How's your FICO Score?

Since we live in an computer-driven society, it should come as no surprise that your ability to repay your mortgage boils down to just one number. The years of paying your various bills: your mortgage, car payments, and credit card bills are analyzed, diced, spindled and mutilated into a single indicator of whether you're likely to meet your future obligations.

Each of the three credit reporting agencies has its own formula for building your credit score. The original FICO was developed by Fair Isaac and Company. Experian uses this model and calls its score FICO. Equifax's model, based on FICO, is called BEACON, while TransUnion, which also uses a slightly modified FICO, calls its score EMPIRICA. While the formulas vary from one agency to another, the differences aren't huge; each agency uses the following in calculating your credit score:

  • Credit History - How many years have you had credit?
  • Late Payments - Do you have any payments later than 30 days?
  • Balances on your Credit Cards - How many accounts? How much do you owe on your accounts?
  • Credit Inquiries - How many times have you had your credit checked for a loan?

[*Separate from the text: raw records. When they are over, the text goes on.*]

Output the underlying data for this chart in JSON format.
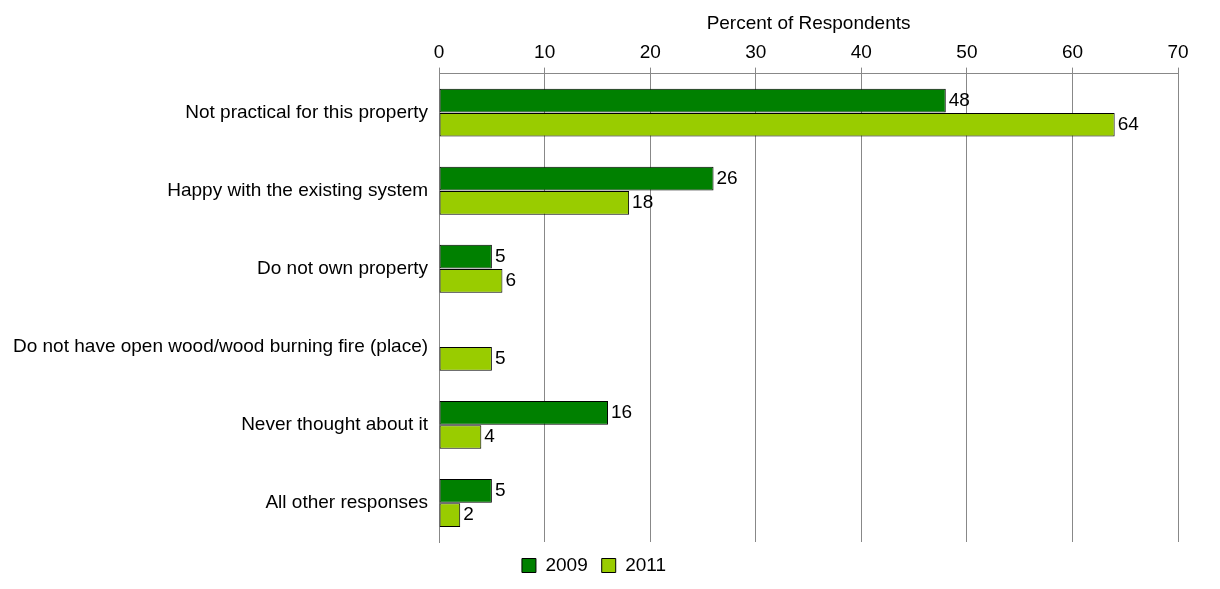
{
  "chart_data": {
    "type": "bar",
    "orientation": "horizontal",
    "xlabel": "Percent of Respondents",
    "categories": [
      "Not practical for this property",
      "Happy with the existing system",
      "Do not own property",
      "Do not have open wood/wood burning fire (place)",
      "Never thought about it",
      "All other responses"
    ],
    "series": [
      {
        "name": "2009",
        "color": "#008000",
        "values": [
          48,
          26,
          5,
          null,
          16,
          5
        ]
      },
      {
        "name": "2011",
        "color": "#99cc00",
        "values": [
          64,
          18,
          6,
          5,
          4,
          2
        ]
      }
    ],
    "xlim": [
      0,
      70
    ],
    "xticks": [
      0,
      10,
      20,
      30,
      40,
      50,
      60,
      70
    ],
    "grid": "x",
    "legend": "bottom",
    "data_labels": true
  }
}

These factors are assigned weights based on the formula being used. Each formula produces a single number which may vary slightly by agency. FICO scores range from 300 to 800. Higher is always better. Most home buyers in the current environment have a score above 620.

Your FICO score greatly affects your interest rate

Did you know? FICO scores affect more than your ability to get a loan. They also affect your interest rate. Lenders give lower interest rates to individuals with higher scores.

Raising your FICO score

What can you do about your FICO score? Very little in the short term. Despite what you hear from "credit repair" companies, the FICO score is built on your lifetime credit history, so you can't turn it around right away. (Of course you can and should have incorrect items removed from your credit report.)

Getting your FICO score

To improve your FICO score, you've got to have the reports that the agencies use to build it, and of course, you need the score itself. Fair Isaac has created a web site (www.myFICO.com) that lets you do just that. It's inexpensive, fast, and easy to get your credit score as well as reports from all three reporting agencies. They also provide helpful information and online tools that help you analyze what actions might have the greatest impact on your FICO score.

You can get a free credit report once a year from the three major agencies when you visit AnnualCreditReport.com. You won't get a free credit score from AnnualCreditReport.com, but getting one is quick and inexpensive.

Now that you have all the facts, you will be a more informed consumer and you'll be better positioned to get the right mortgage for you.